Grand-Mère me disait... 2 (Lucien)

peter-oroy

Et pourtant l'histoire est un éternel recommencement. D'autres lieux, d'autres personnes, d'autres circonstances. Méditons sur notre passé et surtout n'oublions jamais...

Grand-Mère me disait… 2

 

Une aube crue, poisseuse et brumeuse se lève sur une Europe de plus en plus meurtrie et tourmentée. Les peuples se révoltent. La masse gronde et se fonde en groupuscules radicalisés. Le temps n'est plus aux compromis. Les écarts sociétaux se creusent. La révolte, mue par un désarroi exacerbé, dirigée contre l'autorité représentée par des gouvernements laxistes et autoritaires, en même temps sourds et aveugles à la détresse des peuples s'amplifie. L'éclatement, l'éruption est proche.

Ma prémonition heurte le tréfonds de ma pensée.

 Il y a 80 ans :

 Les dictateurs de l'Axe se manifestent durement par leurs revendications de possessions. Hitler exige la restitution des colonies africaines perdues lors du traité de Versailles telles que : le Rwanda, le Burundi, le Cameroun le Sud-Est africain, le Congo et le Togo.

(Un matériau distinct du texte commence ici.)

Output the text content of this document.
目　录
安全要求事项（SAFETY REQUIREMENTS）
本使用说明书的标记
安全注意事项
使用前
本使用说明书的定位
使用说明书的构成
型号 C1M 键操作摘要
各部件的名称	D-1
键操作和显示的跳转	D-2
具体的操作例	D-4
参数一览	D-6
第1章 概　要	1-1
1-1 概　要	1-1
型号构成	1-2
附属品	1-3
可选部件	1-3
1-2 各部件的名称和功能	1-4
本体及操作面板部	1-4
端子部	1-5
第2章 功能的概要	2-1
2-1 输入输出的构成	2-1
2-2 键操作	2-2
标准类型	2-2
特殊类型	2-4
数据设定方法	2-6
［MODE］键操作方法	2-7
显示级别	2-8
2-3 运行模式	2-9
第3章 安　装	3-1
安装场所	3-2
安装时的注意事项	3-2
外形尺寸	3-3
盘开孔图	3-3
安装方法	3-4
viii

Mussolini ne revendique pas moins que la Corse, la Savoie et Nice qui étaient devenues Françaises par l'entremise de la manipulation du traité de Turin en 1860. Le sud de la Slovaquie est passé en mains Hongroises dont la ligue nationale socialiste récupère une minorité.

         En France Le gouvernement de Paul Reynaud, ministre des finances, au motif du redressement économique et financier de la France, remet en cause les acquis de 1936. Il augmente les impôts sur les salaires et la consommation.

         En Allemagne, création d'une carte de travail pour les étrangers. Promulgation de contrôles et de surveillance. Obligation pour ceux-ci de présenter des titres de séjour en règle, possession d'un contrat de travail signé par une entreprise définie. Les apatrides sont dirigés dans des centres spéciaux sous surveillance permanente.

De la nuit de cristal, en passant par les amendes imposées aux Juifs en représailles à l'assassinat de Ernst Von Rath conseiller d'ambassade d'Allemagne à Paris, et les entretiens entre le chancelier A. Hitler et Chamberlain et Daladier, rien ne tendra à apaiser la tension en Europe.

En France encore la CGT appelle à une grève générale. La répression sera disproportionnée.

La Roumanie, La Turquie, l'Espagne, la Tchécoslovaquie connaissent des troubles…

 

Aujourd'hui en ce mois de novembre 2018, la situation européenne et mondiale vacille. Je ne tente pas d'être l'avocat du diable ni de vouloir sonner le glas de l'alarmisme, mais l'analyse de la situation du monde actuel me taraude l'esprit. Nous nous trouvons face à une paupérisation de la classe moyenne inférieure de tous les pays. Cette couche sociale qui représente la majorité des populations et qui ne se reconnaît plus en ses gouvernements exhalant une incomparable arrogance. C'est justement de cette strate que sont nées toutes les révolutions et beaucoup de causes de nos dernières guerres. Par cette pensée réductive, je m'inquiète de la désinvolture de nos gouvernements actuels et de l'autoritarisme dont ils font preuve.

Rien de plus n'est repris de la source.